What is a low rate credit card?
A low rate credit card is a card that charges a low rate of interest on purchases. By choosing a low rate credit card, you can save on interest when you carry a balance. This makes them a great option for cardholders who don’t always manage to clear their balance each month when their statement is due.
This money-saving works in two ways. First up, when you carry a balance, that balance starts to accrue interest. The higher your purchase rate, the more you pay in interest on that balance. As interest starts to stack up, it becomes more and more difficult to pay down your debt, which can make it difficult to keep on top of.
Secondly, carrying a balance means no more interest free days on new purchases. To take advantage of interest free days, you usually have to clear your balance the previous month. If you don’t, any new purchases will attract interest from the day they are made. Again, the higher the purchase rate, the more you pay in interest – and the easier it is to get into trouble.
Low Interest Rate Credit Cards - Frequently Asked Questions
As with any type of credit card, you need to compare low rate credit cards if you want to choose the best one for you. At CreditCard.com.au, we make this process as simple as possible.
Step 1. Compare purchase rates. If you carry a balance, the rate you pay on that balance should the most important factor in your comparison.
Step 2. Compare annual fees. Factor in how much you will pay in annual fees, but keep purchase rate a priority.

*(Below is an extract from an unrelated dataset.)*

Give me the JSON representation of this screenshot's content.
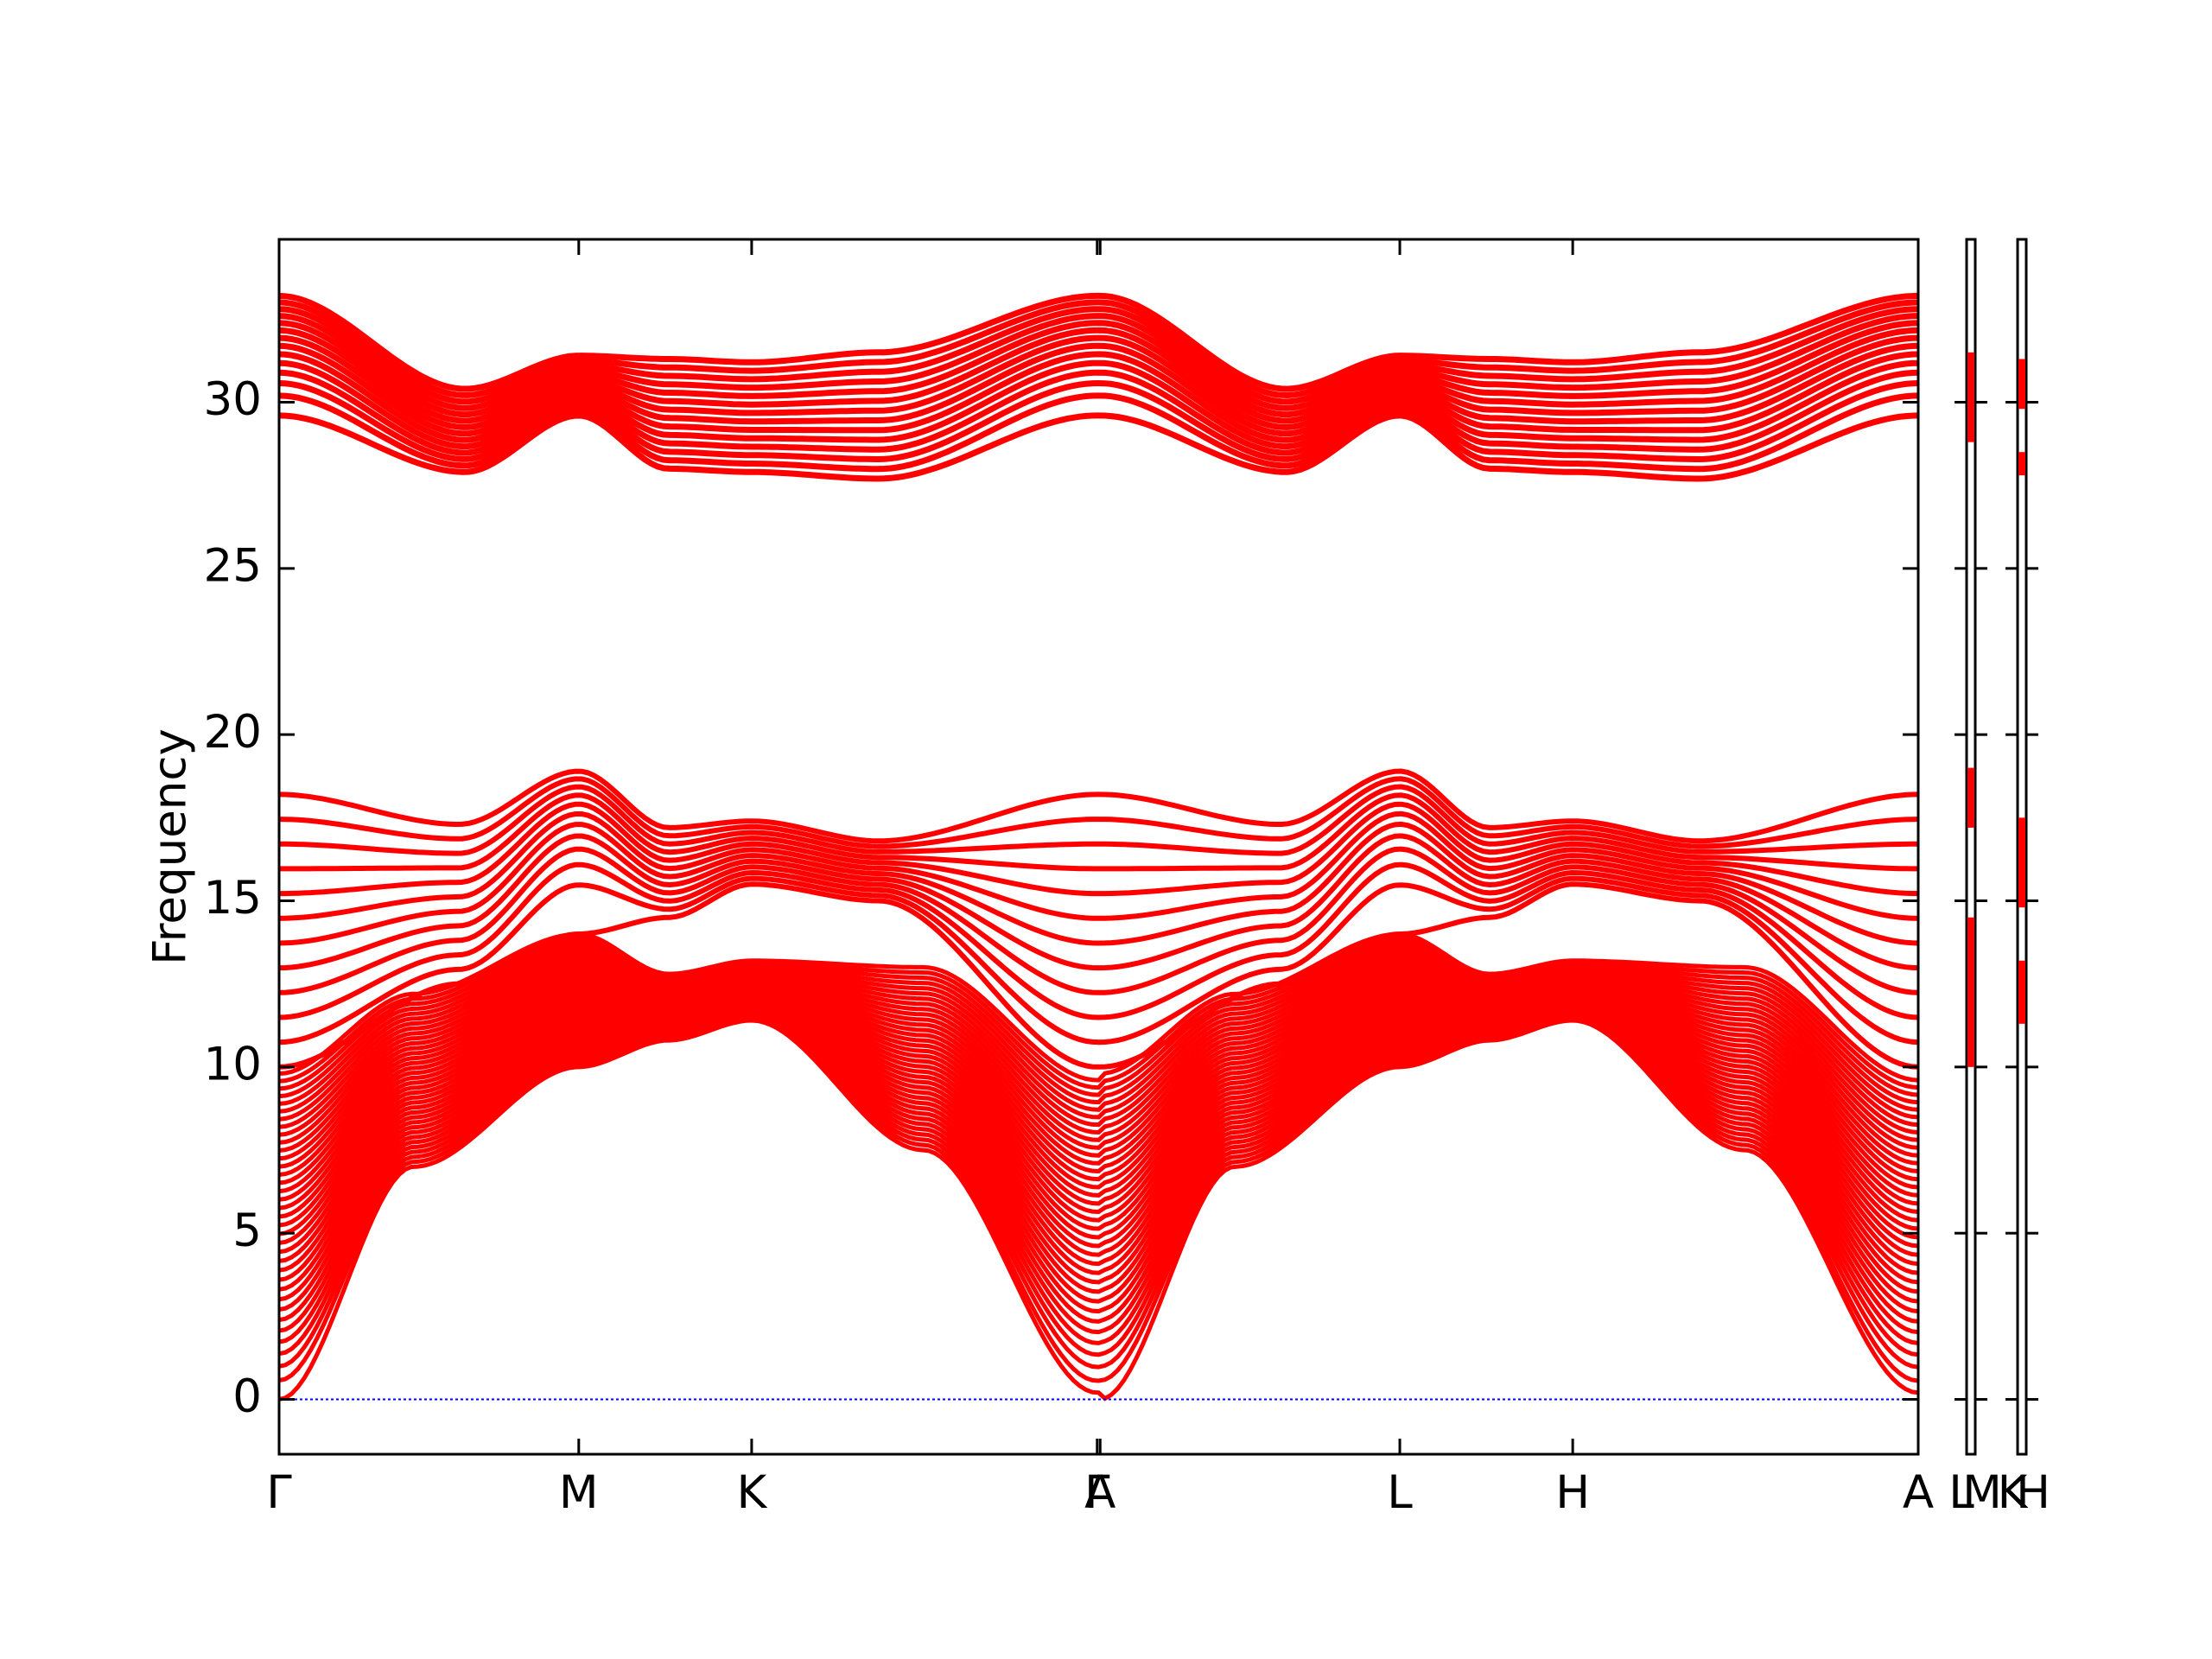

Step 3. Compare features. You will usually find low rate cards – especially those that also have a low annual fee – are low on features. However, saving money on interest should be your first priority, so extras can be thought of as an added bonus.

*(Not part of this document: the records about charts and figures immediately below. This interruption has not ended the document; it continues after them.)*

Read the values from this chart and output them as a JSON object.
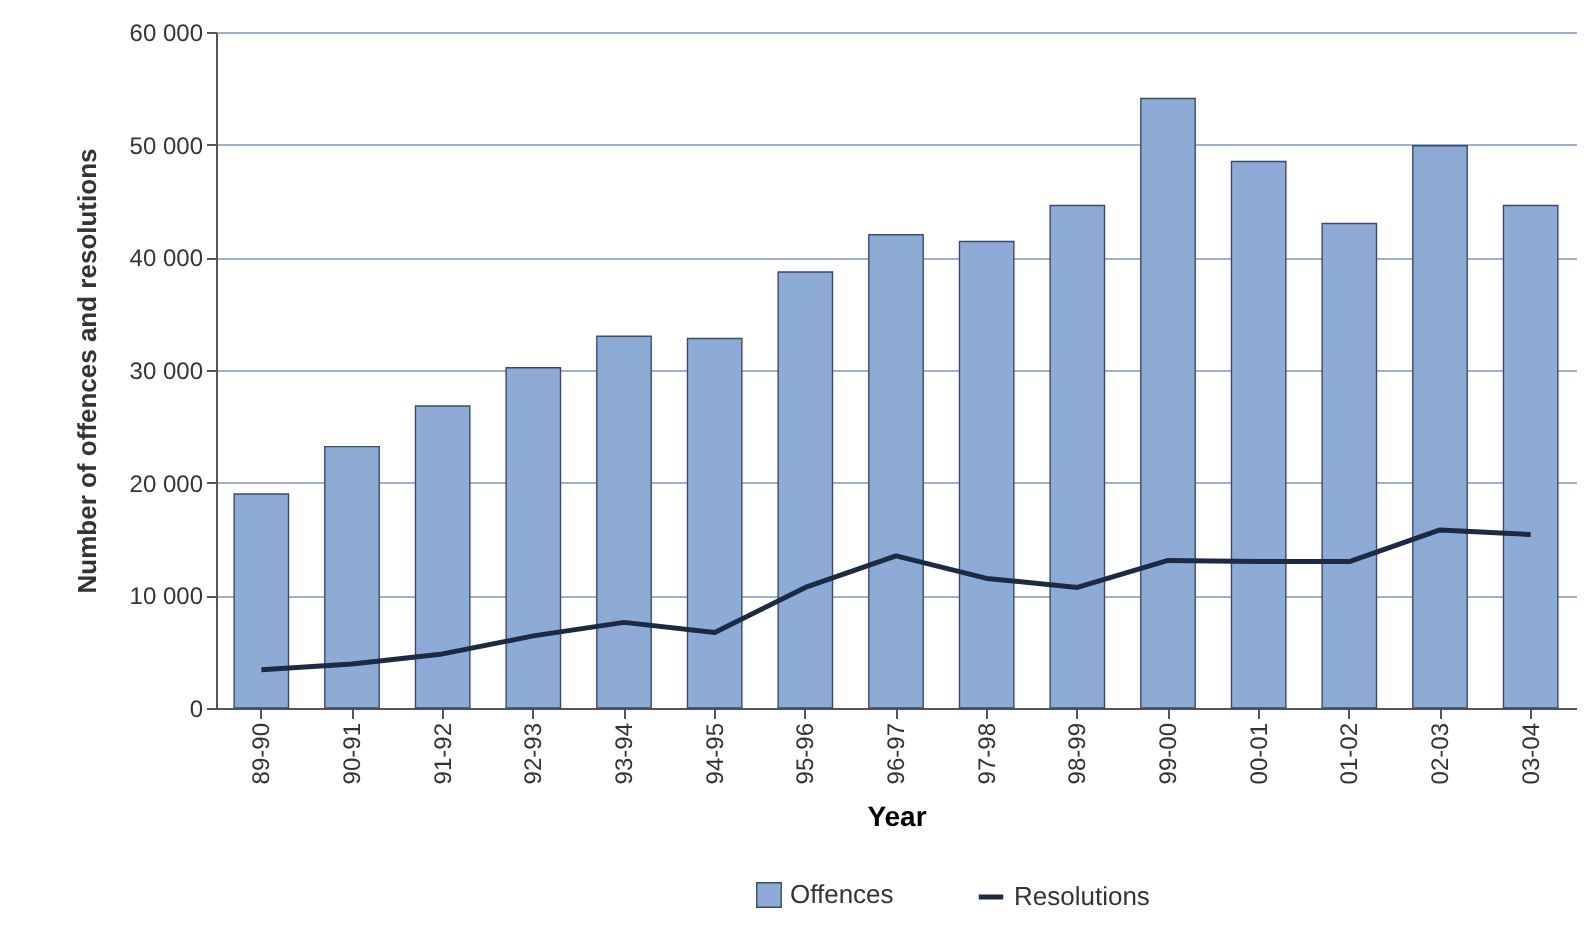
{
  "chart_data": {
    "type": "bar",
    "xlabel": "Year",
    "ylabel": "Number of offences and resolutions",
    "categories": [
      "89-90",
      "90-91",
      "91-92",
      "92-93",
      "93-94",
      "94-95",
      "95-96",
      "96-97",
      "97-98",
      "98-99",
      "99-00",
      "00-01",
      "01-02",
      "02-03",
      "03-04"
    ],
    "series": [
      {
        "name": "Offences",
        "color": "#8eaad6",
        "values": [
          19000,
          23200,
          26800,
          30200,
          33000,
          32800,
          38700,
          42000,
          41400,
          44600,
          54100,
          48500,
          43000,
          49900,
          44600
        ]
      },
      {
        "name": "Resolutions",
        "type": "line",
        "color": "#1e2a44",
        "values": [
          3400,
          3900,
          4800,
          6400,
          7600,
          6700,
          10700,
          13500,
          11500,
          10700,
          13100,
          13000,
          13000,
          15800,
          15400
        ]
      }
    ],
    "ylim": [
      0,
      60000
    ],
    "yticks": [
      0,
      {
        "value": 10000,
        "label": "10 000"
      },
      {
        "value": 20000,
        "label": "20 000"
      },
      {
        "value": 30000,
        "label": "30 000"
      },
      {
        "value": 40000,
        "label": "40 000"
      },
      {
        "value": 50000,
        "label": "50 000"
      },
      {
        "value": 60000,
        "label": "60 000"
      }
    ],
    "grid": "y",
    "legend": "bottom",
    "marker": "none",
    "line_style": "solid"
  }
}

Step 4. Assess compatibility. Make sure you are eligible for the card, and consider how well it will suit your needs. Remember, you may need to put extras such as rewards on the back-burner for now if you really want to focus on saving money.
Just like annual fees, interest rates on credit cards vary according to what the card offers.
Credit cards are a business, and as such, credit card providers are not in the business of giving away stuff for free. That’s why you will usually find cards with higher annual fees and interest tend to offer more in the way of features and extras – while cards with lower annual fees and interest are more basic.
However, you can make this work to your advantage, as long as you know what’s most important to you. Do you want to save money on interest and keep your credit card under control? A low rate credit card could help you do that. Do you always clear your balance and want more from your card? As long as your card offers value, a card with a higher rate could work for you.
Want to avoid making mistakes on your new card? One of the most important things to remember when using a low rate card is the fact that you are still paying interest on your balance. Yes, that interest will be growing at a slower rate than if you had a card with a higher rate, but it is still growing.
If you want to make the most of your low rate card, pay off as much of your balance as you can, as often as you can. Try not to let your focus slip just because you think your lower rate lets you off the hook. The goal is always to pay down your balance, and keep it clear month-to-month. Doing this should also let you take advantage of interest free days on your purchases.
Most credit cards offer a certain number of ‘interest free days’ when you clear your balance the previous month. How does this work?
Say your card offers up to 55 days interest free on purchases. The number of days you get interest-free depends on when the purchase is made with regards to your credit card statement cycle.
If you make a purchase on day 1 of your statement cycle, you will have 55 days before that purchase starts accruing interest. This is because there are 30 days of your statement cycle left, and 25 days until your bill payment is due.
If you make a purchase on day 20 of your statement cycle, you will have 35 days before interest starts accruing on that purchase. Ten days of your statement cycle, and 25 days until your bill payment is due.
In general, low interest credit cards offer a low rate over the long term. However, there are cards that offer a lower rate as an introductory offer. With these cards, you pay a much lower rate over a short period of time, making them a handy option if you want to save on interest over the short term. Find out more about 0% Purchase Offers here.
TIP: To make the most of this type of card, plan your purchases and set a repayment plan to pay them all off before they start accruing interest. Make sure you know what the standard purchase rate is after the intro period ends.